Dieting is a big part of working out if you want to see visible results. I have worked out in the past and neglected to diet wisely. The results were not very noticeable. My current goal is to become leaner. I am not looking to pack on huge size, but instead, more definition. It is important for me to stay proportional, so I am not aiming to pass the 150ish lbs mark. I'm currently 22 years old, 5'7" and about 150 lbs. Ever since changing my diet, I have put on about 3-5 lbs to hit that 150 mark. I feel healthier and more energetic overall. I try to eat every 2 to 2 and a half hours because I'll usually be really hungry if I push for 3 hours.

Here are some of the things that I am currently eating as part of my meals:

Kashi Go Lean Cereal

These were on sale so I stocked up on them (hahaha). I usually have Kashi Go Lean Cereal for breakfast, peanut butter on whole grain bread, hard boiled egg whites or a protein shake/bar. I also usually have some fruits with my meals (apple/banana/orange). This is usually the time I take my multivitamin as well (Pure Essence One N' Only). I eat peanut butter in the morning because of the good fats found in nuts. Also, ingesting some fat in the morning helps with starting up fat metabolism in your body. I prefer taking multivitamins with a meal although it is not required because some of the vitamins (D, E, A, K) are fat soluble. They will not get absorbed unless there is a source of fat in your small intestine (where absorption of nutrients usually occurs).

Pure Essence One N' Only Multivitamin
Shaken beef with brown rice and some hot sauce just for my own preferred dip.

Egg whites, green bell peppers, mushrooms, ham, and brown rice.

I use ham because it is salty since I do not use any seasoning for the other items.

Carne Asada Burrito

When I'm lazy to prepare my food, I usually get a carne asada burrito. I do not eat the tortilla because it is made up of simple sugars. Processed sugar is what spikes your blood sugar quickly. It is higher on the glycemic index compared to complex carbohydrates (brown rice, whole grain bread). The faster your blood sugar spikes, the more insulin will be released in your body. Insulin promotes the synthesis of fat.

Chicken breast, mushrooms, green bell peppers, ham.

Most of the time I usually eat chicken breast with sweet potatoes because that is a lot easier to pack and heat up for work.

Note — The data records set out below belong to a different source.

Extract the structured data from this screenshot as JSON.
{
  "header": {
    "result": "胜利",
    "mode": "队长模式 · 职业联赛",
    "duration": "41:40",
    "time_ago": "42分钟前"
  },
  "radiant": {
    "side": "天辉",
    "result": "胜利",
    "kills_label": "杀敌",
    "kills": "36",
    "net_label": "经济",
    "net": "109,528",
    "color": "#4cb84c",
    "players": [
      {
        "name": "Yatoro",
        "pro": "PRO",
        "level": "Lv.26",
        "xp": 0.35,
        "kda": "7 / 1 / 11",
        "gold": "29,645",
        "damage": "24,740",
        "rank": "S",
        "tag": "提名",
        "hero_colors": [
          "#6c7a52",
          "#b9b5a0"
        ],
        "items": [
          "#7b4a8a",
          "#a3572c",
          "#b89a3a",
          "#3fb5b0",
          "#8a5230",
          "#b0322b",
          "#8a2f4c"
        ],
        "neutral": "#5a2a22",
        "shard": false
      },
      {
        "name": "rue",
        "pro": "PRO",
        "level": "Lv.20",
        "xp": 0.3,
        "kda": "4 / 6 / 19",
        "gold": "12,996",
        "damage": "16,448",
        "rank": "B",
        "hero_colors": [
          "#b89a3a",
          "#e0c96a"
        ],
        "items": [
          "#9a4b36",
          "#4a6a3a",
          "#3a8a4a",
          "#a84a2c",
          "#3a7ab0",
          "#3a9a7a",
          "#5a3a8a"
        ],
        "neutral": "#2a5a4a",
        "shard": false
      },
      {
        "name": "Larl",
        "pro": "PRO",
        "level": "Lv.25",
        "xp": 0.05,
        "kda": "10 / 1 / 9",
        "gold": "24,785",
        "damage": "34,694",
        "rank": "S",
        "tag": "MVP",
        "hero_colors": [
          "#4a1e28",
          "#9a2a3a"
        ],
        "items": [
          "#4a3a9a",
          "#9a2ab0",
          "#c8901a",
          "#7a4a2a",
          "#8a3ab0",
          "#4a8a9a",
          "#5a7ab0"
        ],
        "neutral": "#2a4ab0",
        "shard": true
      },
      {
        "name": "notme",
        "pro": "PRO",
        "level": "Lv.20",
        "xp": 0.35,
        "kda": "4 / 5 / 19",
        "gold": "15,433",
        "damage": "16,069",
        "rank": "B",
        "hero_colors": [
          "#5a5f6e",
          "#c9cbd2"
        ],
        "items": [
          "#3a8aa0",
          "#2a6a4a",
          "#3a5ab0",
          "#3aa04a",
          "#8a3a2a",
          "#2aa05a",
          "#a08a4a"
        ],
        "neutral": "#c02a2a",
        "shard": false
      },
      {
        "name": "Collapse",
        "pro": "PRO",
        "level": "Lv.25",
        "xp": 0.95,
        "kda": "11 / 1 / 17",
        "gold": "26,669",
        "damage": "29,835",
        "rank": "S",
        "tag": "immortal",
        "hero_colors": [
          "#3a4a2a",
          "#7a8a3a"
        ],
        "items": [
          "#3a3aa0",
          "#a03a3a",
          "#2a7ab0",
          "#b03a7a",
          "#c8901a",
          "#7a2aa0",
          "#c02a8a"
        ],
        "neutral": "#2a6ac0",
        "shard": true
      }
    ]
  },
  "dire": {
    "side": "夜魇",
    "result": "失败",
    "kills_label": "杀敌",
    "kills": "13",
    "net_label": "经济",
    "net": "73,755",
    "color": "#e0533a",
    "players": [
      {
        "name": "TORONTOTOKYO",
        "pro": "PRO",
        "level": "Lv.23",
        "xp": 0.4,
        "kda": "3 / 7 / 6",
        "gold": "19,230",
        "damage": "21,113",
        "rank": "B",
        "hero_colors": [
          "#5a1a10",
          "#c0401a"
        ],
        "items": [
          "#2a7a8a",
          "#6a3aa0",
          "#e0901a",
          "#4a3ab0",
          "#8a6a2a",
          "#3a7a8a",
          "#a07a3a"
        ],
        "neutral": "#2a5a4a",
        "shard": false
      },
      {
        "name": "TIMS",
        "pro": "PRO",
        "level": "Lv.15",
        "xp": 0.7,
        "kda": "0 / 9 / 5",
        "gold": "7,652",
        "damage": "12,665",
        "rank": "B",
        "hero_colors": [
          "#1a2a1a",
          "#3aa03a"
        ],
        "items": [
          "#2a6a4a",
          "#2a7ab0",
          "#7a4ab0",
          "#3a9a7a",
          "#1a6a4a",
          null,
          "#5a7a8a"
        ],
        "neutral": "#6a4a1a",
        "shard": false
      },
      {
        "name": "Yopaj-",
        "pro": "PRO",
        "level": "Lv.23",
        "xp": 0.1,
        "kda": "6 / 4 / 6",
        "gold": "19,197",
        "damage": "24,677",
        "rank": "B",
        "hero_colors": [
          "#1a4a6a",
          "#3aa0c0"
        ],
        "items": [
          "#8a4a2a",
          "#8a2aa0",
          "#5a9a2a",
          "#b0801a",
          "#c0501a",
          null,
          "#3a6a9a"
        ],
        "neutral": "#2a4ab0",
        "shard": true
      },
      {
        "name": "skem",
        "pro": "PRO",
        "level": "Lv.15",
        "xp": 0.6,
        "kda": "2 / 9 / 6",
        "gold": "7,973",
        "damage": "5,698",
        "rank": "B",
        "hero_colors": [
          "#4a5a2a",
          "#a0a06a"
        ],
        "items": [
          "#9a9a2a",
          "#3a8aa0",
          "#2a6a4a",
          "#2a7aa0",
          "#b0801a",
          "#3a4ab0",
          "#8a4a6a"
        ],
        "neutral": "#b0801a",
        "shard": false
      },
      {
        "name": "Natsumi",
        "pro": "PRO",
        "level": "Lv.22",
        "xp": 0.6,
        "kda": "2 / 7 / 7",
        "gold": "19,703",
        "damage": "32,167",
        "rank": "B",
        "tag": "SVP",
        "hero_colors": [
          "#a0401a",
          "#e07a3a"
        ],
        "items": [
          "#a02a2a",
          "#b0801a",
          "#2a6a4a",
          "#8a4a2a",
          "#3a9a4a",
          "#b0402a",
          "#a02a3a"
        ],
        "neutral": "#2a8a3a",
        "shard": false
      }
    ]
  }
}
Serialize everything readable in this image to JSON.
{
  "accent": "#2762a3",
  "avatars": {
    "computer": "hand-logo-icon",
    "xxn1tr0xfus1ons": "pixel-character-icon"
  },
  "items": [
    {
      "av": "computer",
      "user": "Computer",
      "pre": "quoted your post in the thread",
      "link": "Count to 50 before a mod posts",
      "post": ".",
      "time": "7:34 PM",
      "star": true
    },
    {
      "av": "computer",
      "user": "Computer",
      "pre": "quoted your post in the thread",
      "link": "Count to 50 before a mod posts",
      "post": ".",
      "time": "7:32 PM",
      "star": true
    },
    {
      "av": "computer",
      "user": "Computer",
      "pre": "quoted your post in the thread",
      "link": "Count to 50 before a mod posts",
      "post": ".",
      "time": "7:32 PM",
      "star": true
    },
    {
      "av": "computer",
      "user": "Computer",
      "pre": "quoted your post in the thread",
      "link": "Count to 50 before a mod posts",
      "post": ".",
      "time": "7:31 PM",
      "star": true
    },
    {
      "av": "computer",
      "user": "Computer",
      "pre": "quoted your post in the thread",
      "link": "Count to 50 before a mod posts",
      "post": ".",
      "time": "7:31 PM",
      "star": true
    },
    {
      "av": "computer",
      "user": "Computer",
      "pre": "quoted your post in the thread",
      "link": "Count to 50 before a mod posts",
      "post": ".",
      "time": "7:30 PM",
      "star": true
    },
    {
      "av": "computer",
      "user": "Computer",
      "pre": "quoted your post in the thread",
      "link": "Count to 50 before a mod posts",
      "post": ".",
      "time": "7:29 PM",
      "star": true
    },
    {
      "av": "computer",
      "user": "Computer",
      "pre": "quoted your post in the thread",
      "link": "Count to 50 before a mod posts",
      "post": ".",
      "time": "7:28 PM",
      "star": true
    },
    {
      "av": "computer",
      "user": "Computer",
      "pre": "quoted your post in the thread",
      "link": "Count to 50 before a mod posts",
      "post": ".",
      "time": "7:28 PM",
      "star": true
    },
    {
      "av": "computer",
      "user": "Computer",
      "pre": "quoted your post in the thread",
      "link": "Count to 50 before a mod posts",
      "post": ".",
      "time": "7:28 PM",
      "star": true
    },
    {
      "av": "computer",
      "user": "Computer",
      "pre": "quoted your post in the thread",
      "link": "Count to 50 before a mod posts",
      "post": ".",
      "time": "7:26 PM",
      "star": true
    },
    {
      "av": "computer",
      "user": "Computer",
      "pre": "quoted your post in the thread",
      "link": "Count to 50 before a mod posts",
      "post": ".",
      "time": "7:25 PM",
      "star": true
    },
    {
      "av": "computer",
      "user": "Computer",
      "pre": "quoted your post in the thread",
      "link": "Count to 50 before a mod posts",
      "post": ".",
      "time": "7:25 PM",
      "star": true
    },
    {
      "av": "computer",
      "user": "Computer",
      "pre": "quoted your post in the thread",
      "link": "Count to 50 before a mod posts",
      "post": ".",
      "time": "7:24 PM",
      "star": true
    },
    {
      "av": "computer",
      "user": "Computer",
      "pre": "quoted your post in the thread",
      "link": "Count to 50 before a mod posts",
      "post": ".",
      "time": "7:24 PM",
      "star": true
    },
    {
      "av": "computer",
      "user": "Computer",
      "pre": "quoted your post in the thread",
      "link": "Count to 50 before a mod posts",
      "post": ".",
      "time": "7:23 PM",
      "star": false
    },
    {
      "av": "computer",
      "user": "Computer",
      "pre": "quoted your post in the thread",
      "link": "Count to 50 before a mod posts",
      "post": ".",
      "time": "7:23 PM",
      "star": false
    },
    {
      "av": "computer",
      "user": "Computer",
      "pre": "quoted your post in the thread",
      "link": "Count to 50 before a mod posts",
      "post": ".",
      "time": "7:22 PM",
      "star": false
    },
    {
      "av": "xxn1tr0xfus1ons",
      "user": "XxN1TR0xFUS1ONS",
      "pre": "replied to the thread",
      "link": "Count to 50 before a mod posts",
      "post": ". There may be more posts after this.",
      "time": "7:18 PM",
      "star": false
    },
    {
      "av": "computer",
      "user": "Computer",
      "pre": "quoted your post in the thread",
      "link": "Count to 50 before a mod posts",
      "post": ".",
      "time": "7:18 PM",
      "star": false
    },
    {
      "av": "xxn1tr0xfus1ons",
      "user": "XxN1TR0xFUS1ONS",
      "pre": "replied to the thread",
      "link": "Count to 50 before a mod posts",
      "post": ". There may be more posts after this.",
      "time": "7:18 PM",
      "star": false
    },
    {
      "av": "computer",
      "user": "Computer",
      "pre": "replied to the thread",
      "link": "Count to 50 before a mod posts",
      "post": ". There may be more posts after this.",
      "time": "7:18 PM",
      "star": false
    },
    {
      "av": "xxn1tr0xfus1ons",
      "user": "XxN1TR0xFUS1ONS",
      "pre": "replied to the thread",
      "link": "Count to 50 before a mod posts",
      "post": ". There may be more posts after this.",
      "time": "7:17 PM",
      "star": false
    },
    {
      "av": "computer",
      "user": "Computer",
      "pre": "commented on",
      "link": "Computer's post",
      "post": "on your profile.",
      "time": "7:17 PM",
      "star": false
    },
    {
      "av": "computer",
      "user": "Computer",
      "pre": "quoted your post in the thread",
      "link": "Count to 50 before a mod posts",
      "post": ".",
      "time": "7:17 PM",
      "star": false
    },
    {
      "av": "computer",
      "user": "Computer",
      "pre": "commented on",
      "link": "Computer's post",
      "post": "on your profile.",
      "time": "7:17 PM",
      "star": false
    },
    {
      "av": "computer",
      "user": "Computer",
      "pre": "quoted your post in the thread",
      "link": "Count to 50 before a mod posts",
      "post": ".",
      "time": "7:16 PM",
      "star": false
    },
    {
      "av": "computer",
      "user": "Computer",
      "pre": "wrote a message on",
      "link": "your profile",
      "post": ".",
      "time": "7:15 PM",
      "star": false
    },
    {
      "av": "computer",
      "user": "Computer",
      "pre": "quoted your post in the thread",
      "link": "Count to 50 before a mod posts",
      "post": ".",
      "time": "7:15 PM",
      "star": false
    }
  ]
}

When I don't have time to eat a full meal or if I feel like I didn't eat enough protein in the meal, I usually have a protein shake or eat a protein bar as well. The protein shakes that I take are the ones with very little carbs and fat because I'm trying to lean up. I eat Pure Protein bars because they have less carbs compared to the majority of other bars I have looked at.

I don't try to stuff myself when I eat ever since I changed my diet because there are so many meals in a day. Your body can only absorb about 30grams of protein per meal. Any excess protein will be excreted. These smaller meals work out pretty well. It keeps you satisfied for the 2-3 hour duration and everything in your meal can be efficiently absorbed.